Whether extroverted and loving the social world or more introverted and blossoming in solitude and quiet, the need to communicate permeates our lives beginning with our first breath. The baby's cry is clear and simple: "Food please, are you there? Something doesn't feel good, or it does!" As we live, communication's complexity is revealed. Verbal and non-verbal statements, logical linear thinking or intuitive gestures, we are constantly saying something to those around us. The need to be better understood, or to understand another, is often what motivates a person to seek therapy.
Couples come to therapy wanting to improve communication skills, parents and children both don't feel respected and heard by one another; these are two common examples where communication abilities are interfering with relationship. When I worked in Middle School as a counselor I was quite amazed to hear the young teens saying the same things as their parents concerning feeling respected and feeling heard. This is the child I cherish, the partner who was such a perfect fit. How did we get here? And what can we do? Communication breaks create anger and frustration, yet sadness and fear are not far away because these are the people I really care about. Uncovering our care for each other and the accompanying empathy can renew our hope and refresh rigid relationship dynamics.
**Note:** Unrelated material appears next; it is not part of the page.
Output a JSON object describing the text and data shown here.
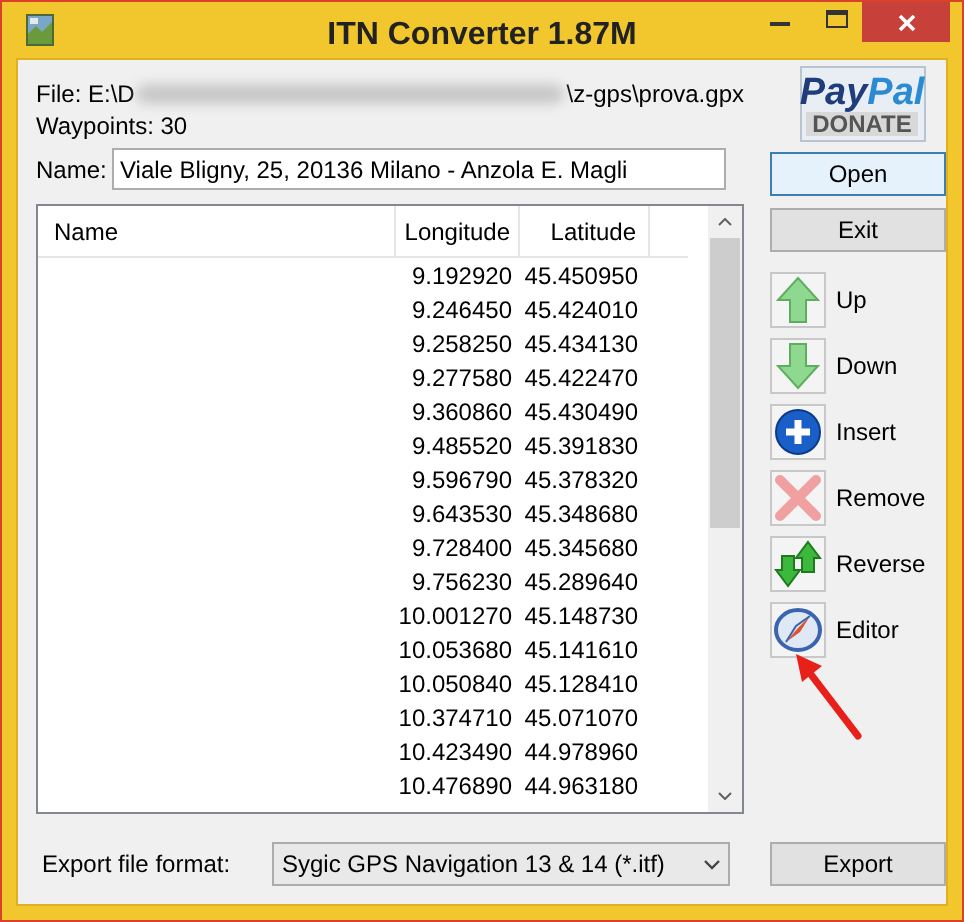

There are many practices for improving communication skills. I have found the model created by Marshall B. Rosenberg, Ph.D. (http://www.nonviolentcommunication.com
) called Nonviolent Communication, or Compassionate Communication, simple, user-friendly, and it goes to the heart of the difficulties rather than skimming the surface and applying band-aids. The model consists of four steps, which apply to both expressing and listening. The first step is developing a capacity for "Noticing". Noticing is an ability to give attention to what is occurring, within myself and interpersonally, without evaluating it. Easier said than done! Usually we are quick to evaluate good or bad, right or wrong, which brings in the all too common critical blaming lens. The following steps of "Feelings", "Needs", and "Requests" are also important, but I find this first step of Noticing to be the foundation of the others.
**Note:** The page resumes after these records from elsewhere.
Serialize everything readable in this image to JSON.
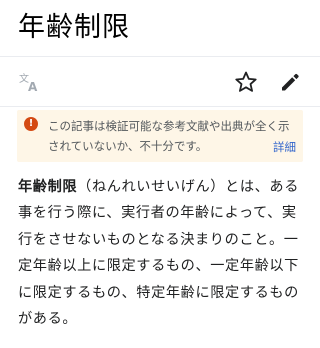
{
  "page": {
    "title": "年齢制限"
  },
  "toolbar": {
    "language_icon": "translate-icon",
    "watch_icon": "star-icon",
    "edit_icon": "pencil-icon"
  },
  "notice": {
    "icon": "!",
    "icon_color": "#d44a13",
    "background_color": "#fef6e7",
    "text": "この記事は検証可能な参考文献や出典が全く示されていないか、不十分です。",
    "more_link": "詳細",
    "link_color": "#3366cc"
  },
  "article": {
    "term": "年齢制限",
    "reading": "（ねんれいせいげん）",
    "body": "とは、ある事を行う際に、実行者の年齢によって、実行をさせないものとなる決まりのこと。一定年齢以上に限定するもの、一定年齢以下に限定するもの、特定年齢に限定するものがある。"
  }
}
Another way to develop Noticing is through practices like Mindfulness Meditation. Centering in the present moment, paying attention to what we are actually experiencing rather than our ideas or feeling about it, supports this Noticing skill. Bringing curiosity to what we have noticed sets the stage for a very different communication scenario. It doesn't mean we are not still upset, but we have slowed down our reactions and have a much better chance of actually getting through to this person who means a lot to us. Examples of Noticing may be: "I'm noticing we haven't had much time together these past few weeks" or "I've noticed my mood is low and I'm feeling overwhelmed". These statements are very different from the "you have" or "you haven't" type and our partner/family member may actually be able to care because they are not being blamed. Then where do we go from here?
Underneath the noticing are feelings: "I've noticed the sink is still full of dirty dishes. I feel so angry!" Then our task is to discover the needs underneath those feelings: "I need to trust you will do what you promise to do." And now the time for requests, which differs greatly from demands: "I'd like to ask you to spend some time with me so we can work this out". Noticing, Feelings, Needs, Requests is a simple system that can, with practice, be available in the heat of an upset moment.
Developing communication skills is a practice. Practicing with the relationship to ourselves is a good way to begin. The more we are able to notice our changing inner states without judgment and shame, the more able we will be to work with the inevitable differences that arise with others.